Jordan is seeking to be exempt from imposing Arab League sanctions, the bloc is urging Syria to sign a peace plan immediately while Iraq has agreed to mediate between the Arab League and Syria.
Meanwhile, Syrian activists have called for a nationwide strike on Sunday as the first stage in a campaign of civil disobedience against the government of Mr Al Assad.
The Local Coordination Committees, the grassroots organisers of the peaceful protest movement which began in March, said the campaign would include sit-ins, shop closures and strikes by public service workers and students.
A similar call for a walkout two months ago had mixed results.
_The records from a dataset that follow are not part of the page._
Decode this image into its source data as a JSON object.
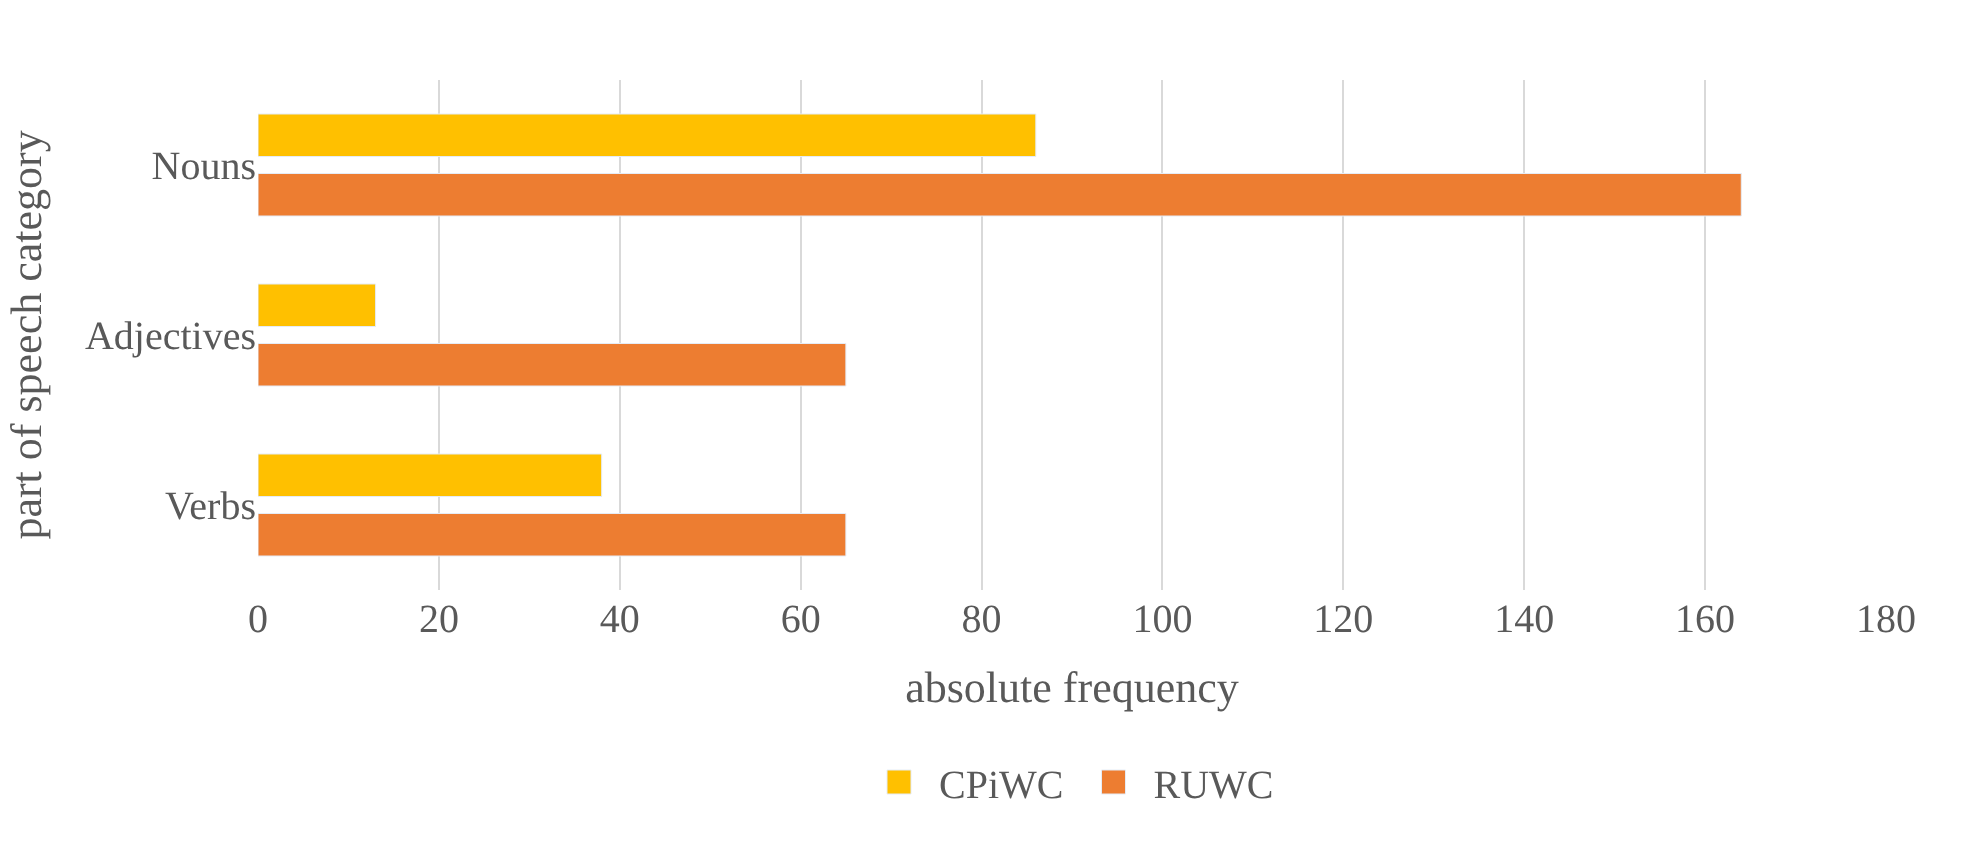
{
  "chart_data": {
    "type": "bar",
    "orientation": "horizontal",
    "xlabel": "absolute frequency",
    "ylabel": "part of speech category",
    "categories": [
      "Nouns",
      "Adjectives",
      "Verbs"
    ],
    "series": [
      {
        "name": "CPiWC",
        "color": "#ffc000",
        "values": [
          86,
          13,
          38
        ]
      },
      {
        "name": "RUWC",
        "color": "#ed7d31",
        "values": [
          164,
          65,
          65
        ]
      }
    ],
    "xlim": [
      0,
      180
    ],
    "xticks": [
      0,
      20,
      40,
      60,
      80,
      100,
      120,
      140,
      160,
      180
    ],
    "grid": "x",
    "legend": "bottom"
  }
}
On the diplomatic front, the head of the Arab League said yesterday that Syria should sign the bloc's proposed peace plan as soon as possible if it wants to avert economic penalties.
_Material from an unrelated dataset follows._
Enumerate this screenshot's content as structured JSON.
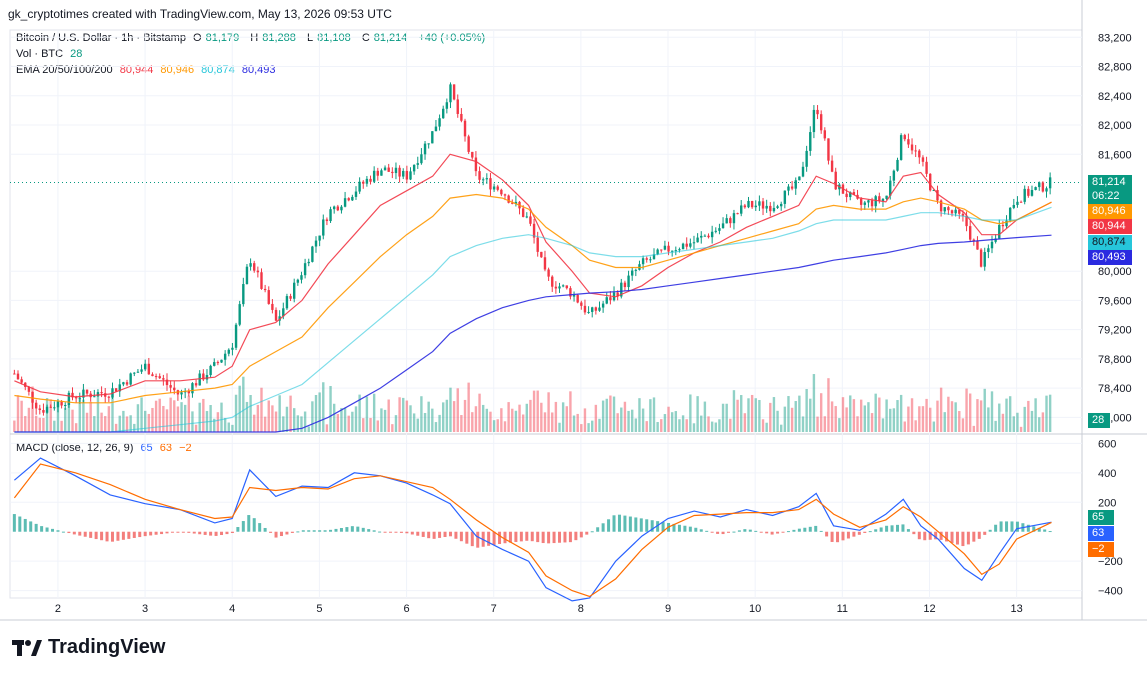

The Arab League secretary general, Nabil Elaraby, said he held talks with officials in Iraq to "explore whether the Iraqi government is willing to exert its influence with Syria" to agree to the Arab plan.
"What we expect is as soon as possible Syria will accept to sign the protocol ... now it is up to Syria, the ball is in the Syrian court," Mr Elaraby said at a joint news conference with Iraqi foreign minister Hoshyar Zebari in Baghdad.
Already hit by economic sanctions imposed by the United States and Europe, Syria now faces further sanctions from Arab nations. Turkey and Jordan are calling on Mr Al Assad to step down, with Ankara imposing 30 per cent duty on imports from Syria in retaliation for a similar tax imposed on Turkish goods.
Iraq, however, has resisted sanctions against Damascus. Officials say they are worried violence in Syria could spill over the border and upset Iraq's delicate sectarian balance.
The Arab League has repeatedly extended deadlines for Syria to agree to a plan that would see Arab monitors oversee its withdrawal of troops from towns. The latest expired on Sunday.
Syria says the Arab proposal infringes on its sovereignty and has asked for clarification.
Mr Elaraby said no new deadline has been set and the Arab League's sanctions took effect on November 27. He also said the League is likely to meet representatives of the Syrian opposition by next week.
Speaking alongside Mr Elaraby, Mr Zebari said Iraq was in talks with both the Syrian government and the opposition to try to end the bloodshed.
In Jordan, the government has asked the League to be exempt from the bloc's sanctions on Syria. Jordan is worried about the toll they will take on the kingdom's ailing economy, a government official said yesterday.
The Arab League imposed economic sanctions on Syria last month to try to pressure Damascus to end its crackdown.
"Jordan supports the Arab consensus regarding the sanctions on Syria, but we have to cater to our economic interests," the official said, insisting on anonymity, citing the sensitivity of the matter.
Syria is one of Jordan's biggest Arab commercial partners, with bilateral trade estimated at US$525 million (Dh1.9bn) in the first nine months of this year. The country also serves as a gateway for Jordan's trade with Lebanon, Turkey and Europe, and Damascus has $500m in deposits in Jordanian banks and multimillion dollar investments here.
Also yesterday, Russia's foreign minister warned that Syrians should be allowed to sort out their country's problems without outside interference.
Syria should follow the example of Yemen, Sergey Lavrov said. Yemeni president, Ali Abdullah Saleh, stepped down recently after a 10-month uprising in exchange for immunity from prosecution.
"Nobody put any very extreme deadlines or ultimatums [on Yemen]. Everybody pulled together and in a couple of months this peace plan was signed," Mr Lavrov said after attending a meeting of Nato foreign ministers. "We believe this method could be applied in other areas including Syria."
The United Nations says more than 4,000 people have died in Syria since the uprising began.
In recent weeks, there have been growing signs of an armed insurgency and mounting sectarian tensions that could push the country towards civil war.